[Tutor] Performance difference, ``in'' vs ``has_key()''

Mon Jul 18 06:55:09 CEST 2005

> A related question is where's the trade-off between using ``in'' with a
> list, and a dictionary?  I presume that using it with small hashes will
> be faster than dictionries since it doesn't have to calculate the
> hashes.

Hi Bill,

Scanning for an elements in a list is a "linear" operation, in the sense
that the time it takes to search is proportional to the size of the list.
(Big list == big search time.)

Dictionaries have a lookup time that will probably be a constant-time
operation, regardless of the size of the collection.
(Big dictionary == probably doesn't matter.  *grin*)

This doesn't mean that dictionaries are always faster than lists: as you
know, calculating hash values can take time.  But the cost of hashing is
usually negligible, since many of Python primitive data types (like
strings) automatically cache their hash values too!

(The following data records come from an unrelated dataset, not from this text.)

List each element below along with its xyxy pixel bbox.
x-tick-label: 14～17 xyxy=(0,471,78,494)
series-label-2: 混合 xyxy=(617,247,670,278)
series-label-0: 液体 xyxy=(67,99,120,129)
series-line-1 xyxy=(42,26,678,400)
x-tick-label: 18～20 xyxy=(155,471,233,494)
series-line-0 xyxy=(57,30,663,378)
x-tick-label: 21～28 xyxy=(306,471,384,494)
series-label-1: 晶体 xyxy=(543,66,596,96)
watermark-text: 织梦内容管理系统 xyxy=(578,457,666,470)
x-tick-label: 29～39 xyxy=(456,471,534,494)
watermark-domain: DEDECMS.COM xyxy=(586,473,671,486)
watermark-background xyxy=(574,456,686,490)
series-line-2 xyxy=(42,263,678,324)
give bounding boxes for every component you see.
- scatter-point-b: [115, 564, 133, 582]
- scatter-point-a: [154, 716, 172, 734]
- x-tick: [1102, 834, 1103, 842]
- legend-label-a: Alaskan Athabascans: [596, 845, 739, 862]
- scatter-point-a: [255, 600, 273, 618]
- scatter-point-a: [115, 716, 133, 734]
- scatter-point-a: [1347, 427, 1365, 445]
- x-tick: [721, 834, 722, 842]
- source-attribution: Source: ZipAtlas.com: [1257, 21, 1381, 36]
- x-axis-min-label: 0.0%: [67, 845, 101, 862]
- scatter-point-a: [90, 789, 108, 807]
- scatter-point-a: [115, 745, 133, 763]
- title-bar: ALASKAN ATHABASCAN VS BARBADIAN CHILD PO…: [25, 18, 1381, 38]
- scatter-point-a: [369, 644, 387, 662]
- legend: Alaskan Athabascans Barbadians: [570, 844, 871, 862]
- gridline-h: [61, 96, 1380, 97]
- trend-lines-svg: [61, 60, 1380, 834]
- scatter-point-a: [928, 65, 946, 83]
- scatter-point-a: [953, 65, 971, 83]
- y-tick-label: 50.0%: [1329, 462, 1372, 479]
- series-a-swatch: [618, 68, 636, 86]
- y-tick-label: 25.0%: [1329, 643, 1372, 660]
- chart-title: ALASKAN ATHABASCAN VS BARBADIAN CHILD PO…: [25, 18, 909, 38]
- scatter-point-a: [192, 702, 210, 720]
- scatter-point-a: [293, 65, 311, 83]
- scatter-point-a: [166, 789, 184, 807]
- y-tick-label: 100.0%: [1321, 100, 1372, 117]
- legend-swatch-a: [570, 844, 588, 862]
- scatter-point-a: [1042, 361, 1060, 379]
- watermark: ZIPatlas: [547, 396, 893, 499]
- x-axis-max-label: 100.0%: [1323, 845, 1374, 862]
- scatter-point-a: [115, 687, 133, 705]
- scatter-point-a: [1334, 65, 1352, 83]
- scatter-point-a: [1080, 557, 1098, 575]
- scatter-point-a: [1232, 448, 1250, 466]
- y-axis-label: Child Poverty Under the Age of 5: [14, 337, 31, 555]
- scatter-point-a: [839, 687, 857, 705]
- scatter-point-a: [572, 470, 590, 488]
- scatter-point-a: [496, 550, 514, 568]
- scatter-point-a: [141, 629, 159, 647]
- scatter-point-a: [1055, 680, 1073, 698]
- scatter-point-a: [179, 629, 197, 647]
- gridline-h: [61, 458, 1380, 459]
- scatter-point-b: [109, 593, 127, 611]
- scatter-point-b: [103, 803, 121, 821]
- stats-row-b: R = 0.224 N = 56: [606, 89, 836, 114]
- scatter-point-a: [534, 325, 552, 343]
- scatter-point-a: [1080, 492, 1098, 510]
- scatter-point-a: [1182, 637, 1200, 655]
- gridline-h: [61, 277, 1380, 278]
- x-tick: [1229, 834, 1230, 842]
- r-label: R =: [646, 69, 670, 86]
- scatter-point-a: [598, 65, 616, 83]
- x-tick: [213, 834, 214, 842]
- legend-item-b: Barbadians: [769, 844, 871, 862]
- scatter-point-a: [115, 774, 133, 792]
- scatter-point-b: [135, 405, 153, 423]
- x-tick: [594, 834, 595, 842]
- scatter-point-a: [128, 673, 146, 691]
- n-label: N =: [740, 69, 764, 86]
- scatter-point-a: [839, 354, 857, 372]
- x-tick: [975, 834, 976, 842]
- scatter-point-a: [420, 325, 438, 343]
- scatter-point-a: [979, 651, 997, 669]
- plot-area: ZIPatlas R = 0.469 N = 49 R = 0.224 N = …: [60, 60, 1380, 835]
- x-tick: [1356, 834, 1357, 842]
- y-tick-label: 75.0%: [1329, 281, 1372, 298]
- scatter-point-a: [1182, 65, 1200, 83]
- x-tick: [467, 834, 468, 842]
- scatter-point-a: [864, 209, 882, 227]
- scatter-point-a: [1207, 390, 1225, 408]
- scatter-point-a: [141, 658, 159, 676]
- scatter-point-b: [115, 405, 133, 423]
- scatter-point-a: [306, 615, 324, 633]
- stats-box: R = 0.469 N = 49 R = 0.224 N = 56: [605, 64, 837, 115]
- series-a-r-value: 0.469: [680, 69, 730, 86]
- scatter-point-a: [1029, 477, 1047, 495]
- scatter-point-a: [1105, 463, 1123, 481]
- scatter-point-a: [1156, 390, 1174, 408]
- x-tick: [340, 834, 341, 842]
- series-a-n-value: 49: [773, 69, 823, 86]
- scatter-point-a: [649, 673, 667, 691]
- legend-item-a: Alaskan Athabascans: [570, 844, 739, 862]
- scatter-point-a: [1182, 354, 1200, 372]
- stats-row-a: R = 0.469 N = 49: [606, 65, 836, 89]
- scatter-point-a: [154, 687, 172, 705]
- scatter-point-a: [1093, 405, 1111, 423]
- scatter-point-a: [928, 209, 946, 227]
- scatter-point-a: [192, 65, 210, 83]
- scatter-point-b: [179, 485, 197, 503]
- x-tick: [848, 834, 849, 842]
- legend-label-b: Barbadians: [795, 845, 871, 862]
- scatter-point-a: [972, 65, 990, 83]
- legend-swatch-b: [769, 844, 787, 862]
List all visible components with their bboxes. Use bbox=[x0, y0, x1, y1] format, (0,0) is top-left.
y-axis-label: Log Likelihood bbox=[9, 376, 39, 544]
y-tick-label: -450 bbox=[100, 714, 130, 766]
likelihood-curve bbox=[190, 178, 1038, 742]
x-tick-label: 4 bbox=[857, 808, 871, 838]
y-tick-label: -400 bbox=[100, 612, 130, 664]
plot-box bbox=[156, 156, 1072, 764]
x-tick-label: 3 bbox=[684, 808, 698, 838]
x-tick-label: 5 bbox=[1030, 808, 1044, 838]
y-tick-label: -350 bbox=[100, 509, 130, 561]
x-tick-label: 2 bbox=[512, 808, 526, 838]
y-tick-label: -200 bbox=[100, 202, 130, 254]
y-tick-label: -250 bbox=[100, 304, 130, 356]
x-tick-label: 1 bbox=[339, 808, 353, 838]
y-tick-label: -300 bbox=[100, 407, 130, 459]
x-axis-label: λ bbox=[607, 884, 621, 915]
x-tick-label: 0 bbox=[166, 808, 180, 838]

There's always a possibility, however remote, that the hash function is
hideous on the kind of data that you're using.  However, Python's
Dictionary implementation has been battle-tested and tuned well, so it's
probably not a mistake to use dictionaries if they seem like the
appropriate data structure.

A good book in algorithms will almost always cover the performance
characteristics of those two strategies; there are also a lot of good
resources on the web about them.  NIST has two articles on those two:

    http://www.nist.gov/dads/HTML/linearSearch.html
    http://www.nist.gov/dads/HTML/hashtab.html

and the excellent Wikipedia has nice readable articles:

    http://en.wikipedia.org/wiki/Linear_search
    http://en.wikipedia.org/wiki/Hashtable
    http://en.wikipedia.org/wiki/Category:Search_algorithms

Good luck to you!